Previously published linearized rates of major bleeding events varied between 0.4% per patient-year, whereas, in this study, only morbid events were reported [18], and 2.7% after mechanical aortic valve replacement [21], largely depending on the quality of anticoagulation treatment and the proportion of patients requiring anticoagulation.

Furthermore, a wide variation in the linearized rate of thrombo-embolic events after valve replacement can be found in the literature: 0.3% per patient-year after Carpentier–Edwards-pericardial aortic valve replacement in patients with a mean age of 74 years (morbidity only) [18], 1.3% per patient-year [22] and 2.3% per patient-year [24] after porcine stented valve replacement with a mean patient age of 69 years, 1.9% per patient-year after mechanical valve replacement (mean age 64 years) [21], and 2.7% per patient-year after stentless biological replacement (mean age 72 years) [17,25]. The rate of thrombo-embolic events mainly depends on age and patient-related risk factors for stroke such as diabetes mellitus, hypertension, atrial fibrillation and left-ventricular hypertrophy.

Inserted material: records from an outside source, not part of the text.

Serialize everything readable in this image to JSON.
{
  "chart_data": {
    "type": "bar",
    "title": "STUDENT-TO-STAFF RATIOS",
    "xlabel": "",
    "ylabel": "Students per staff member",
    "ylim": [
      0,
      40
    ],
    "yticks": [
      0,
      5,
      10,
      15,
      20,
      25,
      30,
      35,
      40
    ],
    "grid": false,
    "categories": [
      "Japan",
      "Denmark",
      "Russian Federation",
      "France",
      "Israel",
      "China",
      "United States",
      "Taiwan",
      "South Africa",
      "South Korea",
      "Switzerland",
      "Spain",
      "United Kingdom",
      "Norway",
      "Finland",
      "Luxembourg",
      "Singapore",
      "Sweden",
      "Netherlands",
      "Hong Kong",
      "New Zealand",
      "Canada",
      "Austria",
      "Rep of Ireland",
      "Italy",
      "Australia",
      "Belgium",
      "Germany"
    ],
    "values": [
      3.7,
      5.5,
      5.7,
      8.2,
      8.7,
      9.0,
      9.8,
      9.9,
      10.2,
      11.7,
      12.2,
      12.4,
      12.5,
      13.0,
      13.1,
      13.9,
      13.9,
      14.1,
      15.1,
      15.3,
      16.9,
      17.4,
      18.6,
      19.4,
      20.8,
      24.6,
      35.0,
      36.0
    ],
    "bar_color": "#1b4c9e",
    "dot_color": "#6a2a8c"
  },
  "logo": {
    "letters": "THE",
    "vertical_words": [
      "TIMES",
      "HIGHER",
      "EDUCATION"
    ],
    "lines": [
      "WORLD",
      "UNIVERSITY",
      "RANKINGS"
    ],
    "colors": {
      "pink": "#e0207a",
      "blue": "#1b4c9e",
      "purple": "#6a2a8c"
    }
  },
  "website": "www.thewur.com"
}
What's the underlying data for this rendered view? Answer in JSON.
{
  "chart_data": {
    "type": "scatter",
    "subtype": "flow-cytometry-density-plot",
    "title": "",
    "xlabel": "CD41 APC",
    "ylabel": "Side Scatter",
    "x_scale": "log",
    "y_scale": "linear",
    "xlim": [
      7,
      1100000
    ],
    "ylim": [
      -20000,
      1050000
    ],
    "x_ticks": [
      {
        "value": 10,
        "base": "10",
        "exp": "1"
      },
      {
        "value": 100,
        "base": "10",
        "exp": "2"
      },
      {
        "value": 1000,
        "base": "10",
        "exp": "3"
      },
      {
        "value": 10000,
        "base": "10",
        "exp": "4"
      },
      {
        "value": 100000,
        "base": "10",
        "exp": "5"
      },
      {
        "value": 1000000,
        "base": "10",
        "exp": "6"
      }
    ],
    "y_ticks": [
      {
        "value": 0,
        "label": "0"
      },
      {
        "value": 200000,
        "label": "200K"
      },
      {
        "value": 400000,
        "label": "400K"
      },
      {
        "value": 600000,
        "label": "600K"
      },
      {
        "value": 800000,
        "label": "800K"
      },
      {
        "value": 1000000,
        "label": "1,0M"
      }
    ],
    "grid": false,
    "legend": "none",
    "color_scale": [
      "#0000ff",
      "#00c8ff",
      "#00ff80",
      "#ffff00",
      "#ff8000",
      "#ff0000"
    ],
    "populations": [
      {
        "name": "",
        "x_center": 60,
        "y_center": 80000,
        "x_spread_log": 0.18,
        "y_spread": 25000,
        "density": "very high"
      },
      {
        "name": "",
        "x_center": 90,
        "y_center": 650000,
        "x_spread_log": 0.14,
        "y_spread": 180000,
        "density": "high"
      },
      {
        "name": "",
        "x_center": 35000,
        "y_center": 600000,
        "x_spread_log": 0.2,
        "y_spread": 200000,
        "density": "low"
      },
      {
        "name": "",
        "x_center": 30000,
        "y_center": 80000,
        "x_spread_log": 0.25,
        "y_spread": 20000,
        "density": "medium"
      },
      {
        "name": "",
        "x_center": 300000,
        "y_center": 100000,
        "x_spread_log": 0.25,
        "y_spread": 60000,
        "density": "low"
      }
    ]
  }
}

Because the prevalence of these risk factors may differ throughout the different studies, a wide range of published thrombo-embolic rates results.

Although the full-root implantation technique is demanding, a respectable outcome was achieved with short- and midterm mortality rates similar to those reported after aortic valve replacement. Especially in patients with small aortic roots, full-root replacement represents a valid surgical option to avoid prosthesis–patient mismatch. We have previously shown that the proportion of severe mismatch is much lower after full-root replacement in comparison to aortic valve replacement with other biological or mechanical valve prostheses [4].

After combined aortic root and ascending aorta replacement with stentless bioprostheses, the short- and midterm mortality was very low, indicating that such biological substitutes may be an alternative to conventional mechanical composite grafts in the treatment of diseased valves and dilated or severely calcified ascending aortas.